À l’issue de la campagne, selon une étude publiée par le Journal du dimanche, Ian Brossat est identifié comme le candidat ayant le plus parlé du social et de l’emploi. Il faut dire que, au fil des semaines, les initiatives se sont multipliées « contre l’Europe du fric », des maternités victimes de l’austérité au siège parisien de Google, où fleurissent les pancartes « Payez vos impôts en France », en passant par les bureaux d’Amazon envahis de colis aux messages explicites (« Des bracelets pour les fraudeurs fiscaux, pas pour les salariés »)… À chaque étape, une proposition « pour l’Europe des gens » à la clé, à l’instar de la « clause de non-régression sociale ». En parallèle, le comité de soutien, présidé par Lassana Bathily, le « héros de l’Hyper Cacher », s’étoffe de personnalités comme la comédienne Josiane Balasko, ou encore d’une liste de plus de 300 syndicalistes, tandis que les « punchlines » de Ian Brossat offrent à sa campagne un tournant médiatique dès le 4 avril et le premier débat sur France 2.

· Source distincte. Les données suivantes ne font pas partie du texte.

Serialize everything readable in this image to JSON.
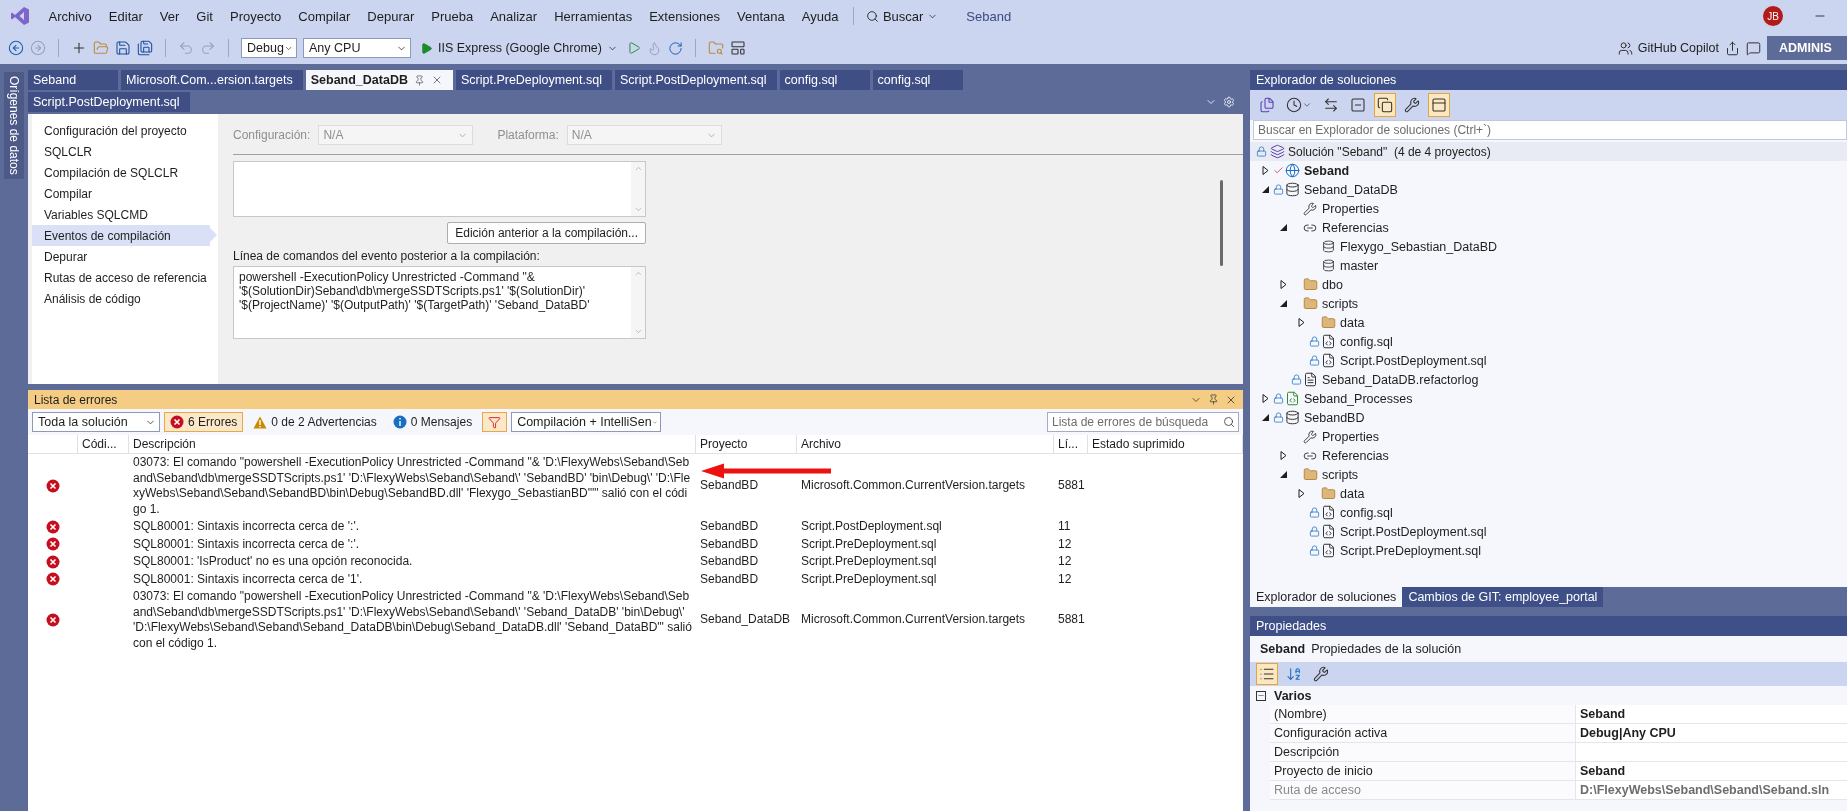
{
  "menu": {
    "items": [
      "Archivo",
      "Editar",
      "Ver",
      "Git",
      "Proyecto",
      "Compilar",
      "Depurar",
      "Prueba",
      "Analizar",
      "Herramientas",
      "Extensiones",
      "Ventana",
      "Ayuda"
    ],
    "search": "Buscar",
    "title": "Seband",
    "avatar": "JB"
  },
  "toolbar": {
    "configuration": "Debug",
    "platform": "Any CPU",
    "run_target": "IIS Express (Google Chrome)",
    "copilot": "GitHub Copilot",
    "account": "ADMINIS"
  },
  "side_strip": {
    "label": "Orígenes de datos"
  },
  "document_tabs": [
    [
      {
        "label": "Seband",
        "selected": false
      },
      {
        "label": "Microsoft.Com...ersion.targets",
        "selected": false
      },
      {
        "label": "Seband_DataDB",
        "selected": true
      },
      {
        "label": "Script.PreDeployment.sql",
        "selected": false
      },
      {
        "label": "Script.PostDeployment.sql",
        "selected": false
      },
      {
        "label": "config.sql",
        "selected": false
      },
      {
        "label": "config.sql",
        "selected": false
      }
    ],
    [
      {
        "label": "Script.PostDeployment.sql",
        "selected": false
      }
    ]
  ],
  "project_properties": {
    "nav": [
      {
        "label": "Configuración del proyecto",
        "selected": false
      },
      {
        "label": "SQLCLR",
        "selected": false
      },
      {
        "label": "Compilación de SQLCLR",
        "selected": false
      },
      {
        "label": "Compilar",
        "selected": false
      },
      {
        "label": "Variables SQLCMD",
        "selected": false
      },
      {
        "label": "Eventos de compilación",
        "selected": true
      },
      {
        "label": "Depurar",
        "selected": false
      },
      {
        "label": "Rutas de acceso de referencia",
        "selected": false
      },
      {
        "label": "Análisis de código",
        "selected": false
      }
    ],
    "configuration_label": "Configuración:",
    "configuration": "N/A",
    "platform_label": "Plataforma:",
    "platform": "N/A",
    "pre_build_button": "Edición anterior a la compilación...",
    "post_build_label": "Línea de comandos del evento posterior a la compilación:",
    "post_build_command": "powershell -ExecutionPolicy Unrestricted -Command \"& '$(SolutionDir)Seband\\db\\mergeSSDTScripts.ps1' '$(SolutionDir)' '$(ProjectName)' '$(OutputPath)' '$(TargetPath)' 'Seband_DataBD'"
  },
  "error_list": {
    "title": "Lista de errores",
    "scope": "Toda la solución",
    "filters": [
      {
        "kind": "error",
        "label": "6 Errores",
        "selected": true
      },
      {
        "kind": "warning",
        "label": "0 de 2 Advertencias",
        "selected": false
      },
      {
        "kind": "info",
        "label": "0 Mensajes",
        "selected": false
      }
    ],
    "filter_button": {
      "selected": true
    },
    "source": "Compilación + IntelliSen",
    "search_placeholder": "Lista de errores de búsqueda",
    "columns": [
      "Códi...",
      "Descripción",
      "Proyecto",
      "Archivo",
      "Lí...",
      "Estado suprimido"
    ],
    "rows": [
      {
        "kind": "error",
        "description": "03073: El comando \"powershell -ExecutionPolicy Unrestricted -Command \"& 'D:\\FlexyWebs\\Seband\\Seband\\Seband\\db\\mergeSSDTScripts.ps1' 'D:\\FlexyWebs\\Seband\\Seband\\' 'SebandBD' 'bin\\Debug\\' 'D:\\FlexyWebs\\Seband\\Seband\\SebandBD\\bin\\Debug\\SebandBD.dll' 'Flexygo_SebastianBD'\"\" salió con el código 1.",
        "project": "SebandBD",
        "file": "Microsoft.Common.CurrentVersion.targets",
        "line": "5881",
        "annotated": true
      },
      {
        "kind": "error",
        "description": "SQL80001: Sintaxis incorrecta cerca de ':'.",
        "project": "SebandBD",
        "file": "Script.PostDeployment.sql",
        "line": "11",
        "annotated": false
      },
      {
        "kind": "error",
        "description": "SQL80001: Sintaxis incorrecta cerca de ':'.",
        "project": "SebandBD",
        "file": "Script.PreDeployment.sql",
        "line": "12",
        "annotated": false
      },
      {
        "kind": "error",
        "description": "SQL80001: 'IsProduct' no es una opción reconocida.",
        "project": "SebandBD",
        "file": "Script.PreDeployment.sql",
        "line": "12",
        "annotated": false
      },
      {
        "kind": "error",
        "description": "SQL80001: Sintaxis incorrecta cerca de '1'.",
        "project": "SebandBD",
        "file": "Script.PreDeployment.sql",
        "line": "12",
        "annotated": false
      },
      {
        "kind": "error",
        "description": "03073: El comando \"powershell -ExecutionPolicy Unrestricted -Command \"& 'D:\\FlexyWebs\\Seband\\Seband\\Seband\\db\\mergeSSDTScripts.ps1' 'D:\\FlexyWebs\\Seband\\Seband\\' 'Seband_DataDB' 'bin\\Debug\\' 'D:\\FlexyWebs\\Seband\\Seband\\Seband_DataDB\\bin\\Debug\\Seband_DataDB.dll' 'Seband_DataBD'\" salió con el código 1.",
        "project": "Seband_DataDB",
        "file": "Microsoft.Common.CurrentVersion.targets",
        "line": "5881",
        "annotated": false
      }
    ]
  },
  "solution_explorer": {
    "title": "Explorador de soluciones",
    "toolbar": [
      {
        "kind": "switch-views",
        "selected": false
      },
      {
        "kind": "pending-changes",
        "selected": false
      },
      {
        "kind": "sync",
        "selected": false
      },
      {
        "kind": "collapse-all",
        "selected": false
      },
      {
        "kind": "show-all-files",
        "selected": true
      },
      {
        "kind": "properties",
        "selected": false
      },
      {
        "kind": "preview",
        "selected": true
      }
    ],
    "search_placeholder": "Buscar en Explorador de soluciones (Ctrl+`)",
    "solution": "Solución \"Seband\"  (4 de 4 proyectos)",
    "tree": [
      {
        "label": "Seband",
        "kind": "web-project",
        "edited": true,
        "locked": false,
        "startup": true,
        "expanded": false
      },
      {
        "label": "Seband_DataDB",
        "kind": "db-project",
        "edited": false,
        "locked": true,
        "startup": false,
        "expanded": true,
        "children": [
          {
            "label": "Properties",
            "kind": "properties",
            "edited": false,
            "locked": false
          },
          {
            "label": "Referencias",
            "kind": "references",
            "edited": false,
            "locked": false,
            "expanded": true,
            "children": [
              {
                "label": "Flexygo_Sebastian_DataBD",
                "kind": "reference",
                "edited": false,
                "locked": false
              },
              {
                "label": "master",
                "kind": "reference",
                "edited": false,
                "locked": false
              }
            ]
          },
          {
            "label": "dbo",
            "kind": "folder",
            "edited": false,
            "locked": false,
            "expanded": false
          },
          {
            "label": "scripts",
            "kind": "folder",
            "edited": false,
            "locked": false,
            "expanded": true,
            "children": [
              {
                "label": "data",
                "kind": "folder",
                "edited": false,
                "locked": false,
                "expanded": false
              },
              {
                "label": "config.sql",
                "kind": "sql",
                "edited": false,
                "locked": true
              },
              {
                "label": "Script.PostDeployment.sql",
                "kind": "sql",
                "edited": false,
                "locked": true
              }
            ]
          },
          {
            "label": "Seband_DataDB.refactorlog",
            "kind": "refactorlog",
            "edited": false,
            "locked": true
          }
        ]
      },
      {
        "label": "Seband_Processes",
        "kind": "csharp-project",
        "edited": false,
        "locked": true,
        "startup": false,
        "expanded": false
      },
      {
        "label": "SebandBD",
        "kind": "db-project",
        "edited": false,
        "locked": true,
        "startup": false,
        "expanded": true,
        "children": [
          {
            "label": "Properties",
            "kind": "properties",
            "edited": false,
            "locked": false
          },
          {
            "label": "Referencias",
            "kind": "references",
            "edited": false,
            "locked": false,
            "expanded": false
          },
          {
            "label": "scripts",
            "kind": "folder",
            "edited": false,
            "locked": false,
            "expanded": true,
            "children": [
              {
                "label": "data",
                "kind": "folder",
                "edited": false,
                "locked": false,
                "expanded": false
              },
              {
                "label": "config.sql",
                "kind": "sql",
                "edited": false,
                "locked": true
              },
              {
                "label": "Script.PostDeployment.sql",
                "kind": "sql",
                "edited": false,
                "locked": true
              },
              {
                "label": "Script.PreDeployment.sql",
                "kind": "sql",
                "edited": false,
                "locked": true
              }
            ]
          }
        ]
      }
    ],
    "bottom_tabs": [
      {
        "label": "Explorador de soluciones",
        "selected": true
      },
      {
        "label": "Cambios de GIT: employee_portal",
        "selected": false
      }
    ]
  },
  "properties": {
    "title": "Propiedades",
    "object_name": "Seband",
    "object_type": "Propiedades de la solución",
    "toolbar": [
      {
        "kind": "categorized",
        "selected": true
      },
      {
        "kind": "alphabetical",
        "selected": false
      },
      {
        "kind": "property-pages",
        "selected": false
      }
    ],
    "category": {
      "label": "Varios",
      "expanded": true
    },
    "rows": [
      {
        "name": "(Nombre)",
        "value": "Seband",
        "disabled": false
      },
      {
        "name": "Configuración activa",
        "value": "Debug|Any CPU",
        "disabled": false
      },
      {
        "name": "Descripción",
        "disabled": false
      },
      {
        "name": "Proyecto de inicio",
        "value": "Seband",
        "disabled": false
      },
      {
        "name": "Ruta de acceso",
        "value": "D:\\FlexyWebs\\Seband\\Seband\\Seband.sln",
        "disabled": true
      }
    ]
  }
}
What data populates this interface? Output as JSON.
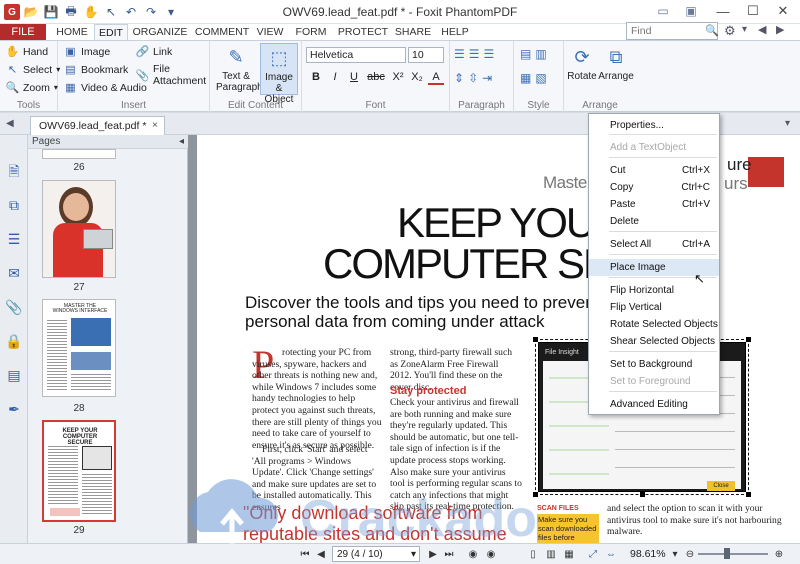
{
  "window": {
    "title": "OWV69.lead_feat.pdf * - Foxit PhantomPDF",
    "app_icon": "G",
    "controls": [
      "—",
      "☐",
      "✕"
    ]
  },
  "ribbon_tabs": [
    "FILE",
    "HOME",
    "EDIT",
    "ORGANIZE",
    "COMMENT",
    "VIEW",
    "FORM",
    "PROTECT",
    "SHARE",
    "HELP"
  ],
  "search": {
    "placeholder": "Find"
  },
  "ribbon": {
    "tools": {
      "label": "Tools",
      "hand": "Hand",
      "select": "Select",
      "zoom": "Zoom"
    },
    "insert": {
      "label": "Insert",
      "image": "Image",
      "bookmark": "Bookmark",
      "video": "Video & Audio",
      "link": "Link",
      "attachment": "File Attachment"
    },
    "edit_content": {
      "label": "Edit Content",
      "text_paragraph": "Text &\nParagraph",
      "image_object": "Image &\nObject"
    },
    "font": {
      "label": "Font",
      "family": "Helvetica",
      "size": "10",
      "buttons": [
        "B",
        "I",
        "U",
        "abc",
        "X²",
        "X₂",
        "A"
      ]
    },
    "paragraph": {
      "label": "Paragraph"
    },
    "style": {
      "label": "Style"
    },
    "arrange": {
      "label": "Arrange",
      "rotate": "Rotate",
      "arrange": "Arrange"
    }
  },
  "doc_tab": {
    "name": "OWV69.lead_feat.pdf *",
    "close": "×"
  },
  "pages_panel": {
    "header": "Pages",
    "thumbs": [
      {
        "num": "26"
      },
      {
        "num": "27"
      },
      {
        "num": "28",
        "heading": "MASTER THE WINDOWS INTERFACE"
      },
      {
        "num": "29",
        "heading": "KEEP YOUR COMPUTER SECURE"
      }
    ]
  },
  "article": {
    "kicker1": "Maste",
    "kicker2": "ure",
    "kicker3": "urs",
    "title_line1": "KEEP YOUR",
    "title_line2": "COMPUTER SEC",
    "subtitle_line1": "Discover the tools and tips you need to prevent y",
    "subtitle_line2": "personal data from coming under attack",
    "col1_dropcap": "P",
    "col1": "rotecting your PC from viruses, spyware, hackers and other threats is nothing new and, while Windows 7 includes some handy technologies to help protect you against such threats, there are still plenty of things you need to take care of yourself to ensure it's as secure as possible.",
    "col1b": "First, click 'Start' and select 'All programs > Windows Update'. Click 'Change settings' and make sure updates are set to be installed automatically. This ensures",
    "col2a": "strong, third-party firewall such as ZoneAlarm Free Firewall 2012. You'll find these on the cover disc.",
    "col2_heading": "Stay protected",
    "col2b": "Check your antivirus and firewall are both running and make sure they're regularly updated. This should be automatic, but one tell-tale sign of infection is if the update process stops working. Also make sure your antivirus tool is performing regular scans to catch any infections that might slip past its real-time protection.",
    "pullquote1": "\"Only download software from",
    "pullquote2": "reputable sites and don't assume",
    "scan_heading": "SCAN FILES",
    "scan_text": "Make sure you scan downloaded files before",
    "right_text": "and select the option to scan it with your antivirus tool to make sure it's not harbouring malware.",
    "screenshot_title": "File Insight",
    "screenshot_btn": "Close"
  },
  "context_menu": {
    "items": [
      {
        "label": "Properties...",
        "shortcut": "",
        "disabled": false
      },
      {
        "label": "Add a TextObject",
        "shortcut": "",
        "disabled": true
      },
      {
        "label": "Cut",
        "shortcut": "Ctrl+X",
        "disabled": false
      },
      {
        "label": "Copy",
        "shortcut": "Ctrl+C",
        "disabled": false
      },
      {
        "label": "Paste",
        "shortcut": "Ctrl+V",
        "disabled": false
      },
      {
        "label": "Delete",
        "shortcut": "",
        "disabled": false
      },
      {
        "label": "Select All",
        "shortcut": "Ctrl+A",
        "disabled": false
      },
      {
        "label": "Place Image",
        "shortcut": "",
        "disabled": false,
        "highlighted": true
      },
      {
        "label": "Flip Horizontal",
        "shortcut": "",
        "disabled": false
      },
      {
        "label": "Flip Vertical",
        "shortcut": "",
        "disabled": false
      },
      {
        "label": "Rotate Selected Objects",
        "shortcut": "",
        "disabled": false
      },
      {
        "label": "Shear Selected Objects",
        "shortcut": "",
        "disabled": false
      },
      {
        "label": "Set to Background",
        "shortcut": "",
        "disabled": false
      },
      {
        "label": "Set to Foreground",
        "shortcut": "",
        "disabled": true
      },
      {
        "label": "Advanced Editing",
        "shortcut": "",
        "disabled": false
      }
    ]
  },
  "status_bar": {
    "page_field": "29 (4 / 10)",
    "zoom": "98.61%"
  },
  "watermark": "Crackado",
  "colors": {
    "accent_red": "#c5342c",
    "file_tab": "#b32b2b",
    "ribbon_bg": "#f5f7fa",
    "menu_highlight": "#dde8f6"
  }
}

Les chausse-trapes ne disparaissent pas pour autant. Sur le plateau des Grandes Gueules, les poncifs anticommunistes sont à nouveau de sortie, avec un Daniel Riolo qui va jusqu’à accuser les communistes d’avoir collaboré avec les nazis. Dans la dernière semaine, France 2 se refusera, malgré deux chaises vides, à inviter le candidat du PCF en première partie de soirée, le reléguant avec ceux que la chaîne considère comme des « petits » candidats. Sur le terrain, en revanche, de mémoire de militant, la mobilisation est au plus haut niveau : « Il y a un climat que je n’ai pas vécu depuis longtemps », confie notamment Pascal, fin avril, lors d’un meeting à Rennes. « Red is the new green ! » lance aussi l’équipe de campagne, à la veille du meeting parisien de Japy, où Ian Brossat met l’accent sur l’environnement.
«Écoutons-nous, respectons-nous, travaillons ensemble»
Las, pour le PCF, l’argument du « vote rentable », défendu par les communistes en fin de campagne, n’aura pas décidé assez d’électeurs. « Le socle de voix obtenu est le point de départ d’une longue reconquête de notre électorat », s’est engagé, hier, le secrétaire national du PCF.
Dès mercredi dernier, en conclusion du débat de France 2, Ian Brossat pointait un deuxième défi, celui de la reconstruction de la gauche. « Ce soir, la gauche est affaiblie, tout est à reconstruire. J’ai l’intime conviction que l’avenir passe par l’humilité, le travail collectif, le respect mutuel, le refus de la tentation hégémonique. Écoutons-nous, respectons-nous, travaillons ensemble », a-t-il invité hier soir. Et Fabien Roussel d’insister dans la foulée : « Il convient maintenant de travailler au rassemblement. C’est le sens de l’appel solennel que nous lançons ce soir à l’ensemble des forces de gauche et à tous nos concitoyens, orphelins d’une vraie politique de gauche. » Avec le rapport de forces dessiné par ces élections, il y a urgence.